Should We Use a Monorepo?
A monorepo refers to a single repository in your version control system that holds all of the code for an entire project. That project could be made up of many services, front and back end code, ETLs, etc.
There are many technical arguments for using a monorepo vs a bunch of smaller repos that are more targeted to that functionality. But, one argument is often left out of the discussion.
The question that needs to be asked is “What is your team and management culture?”
Really? Isn’t this a technical challenge/question?
Yes - and also culture. Let me explain.
Monorepo pro: easier to see all parts of the project and run integration/end-to-end tests
Monorepo con: harder to manage things like code conflicts and the sheer size of impact of making changes like code style updates.
Mini repos pro: Teams can be more focused, potentially move faster at code improvements and breaking changes because the surface area is smaller.
Mini repos con: Requires more integration between teams at the human level. You have to manage deploys - either that or write very defensive code that works in all situations.
There are surely many more pros and cons - but this is just to demonstrate my point that the company size, management and culture need to be taken into account.
Do you have a large team or a small team? That is to say, can you easily name all the programmers first and last name that work on this project. If yes, that’s probably a small team. If not, it’s probably a large one.
Does your company leadership and culture encourage multiple forms of communication (with authority) throughout the day - or is it more structured asynchronously?

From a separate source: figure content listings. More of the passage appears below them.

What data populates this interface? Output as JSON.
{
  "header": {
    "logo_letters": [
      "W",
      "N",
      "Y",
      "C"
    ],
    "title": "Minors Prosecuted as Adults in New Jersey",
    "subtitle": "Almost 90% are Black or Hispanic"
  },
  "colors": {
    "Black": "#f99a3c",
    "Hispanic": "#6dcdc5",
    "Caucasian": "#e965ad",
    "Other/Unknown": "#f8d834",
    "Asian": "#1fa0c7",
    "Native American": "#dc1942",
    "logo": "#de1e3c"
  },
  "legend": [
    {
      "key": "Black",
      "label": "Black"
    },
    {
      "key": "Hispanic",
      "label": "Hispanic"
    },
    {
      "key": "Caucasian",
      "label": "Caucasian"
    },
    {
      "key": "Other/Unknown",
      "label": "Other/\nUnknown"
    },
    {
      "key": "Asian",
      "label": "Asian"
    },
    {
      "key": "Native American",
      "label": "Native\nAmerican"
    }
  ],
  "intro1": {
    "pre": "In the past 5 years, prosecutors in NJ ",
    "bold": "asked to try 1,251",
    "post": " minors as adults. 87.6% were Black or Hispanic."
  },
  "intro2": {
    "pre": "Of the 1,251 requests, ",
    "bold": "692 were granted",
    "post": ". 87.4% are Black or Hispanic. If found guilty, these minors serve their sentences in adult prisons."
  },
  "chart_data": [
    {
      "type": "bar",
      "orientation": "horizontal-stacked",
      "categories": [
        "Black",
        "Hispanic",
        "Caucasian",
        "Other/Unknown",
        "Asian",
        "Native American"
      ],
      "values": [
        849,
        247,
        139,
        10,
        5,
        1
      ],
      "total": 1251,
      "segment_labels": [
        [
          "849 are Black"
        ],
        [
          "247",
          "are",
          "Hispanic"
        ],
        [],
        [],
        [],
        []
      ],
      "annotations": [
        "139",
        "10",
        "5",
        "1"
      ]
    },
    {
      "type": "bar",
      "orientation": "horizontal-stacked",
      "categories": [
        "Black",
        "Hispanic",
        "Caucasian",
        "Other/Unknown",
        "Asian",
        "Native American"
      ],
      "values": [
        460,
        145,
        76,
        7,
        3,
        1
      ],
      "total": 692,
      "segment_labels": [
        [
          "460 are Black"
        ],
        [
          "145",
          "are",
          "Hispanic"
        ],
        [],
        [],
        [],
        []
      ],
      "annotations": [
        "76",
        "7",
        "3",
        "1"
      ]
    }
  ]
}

Do you have more team members who are newer to programming or have less experience managing multiple dependencies and projects?
Do you see the trend?
Yes there are definitely technical reasons why you might pick one versus the other. But do not forget about the makeup of this particular team and the company. Introduce this into your consideration. How ‘hard’ will it be to do the ‘right’ thing technically - whatever that might be - compared to the other thing.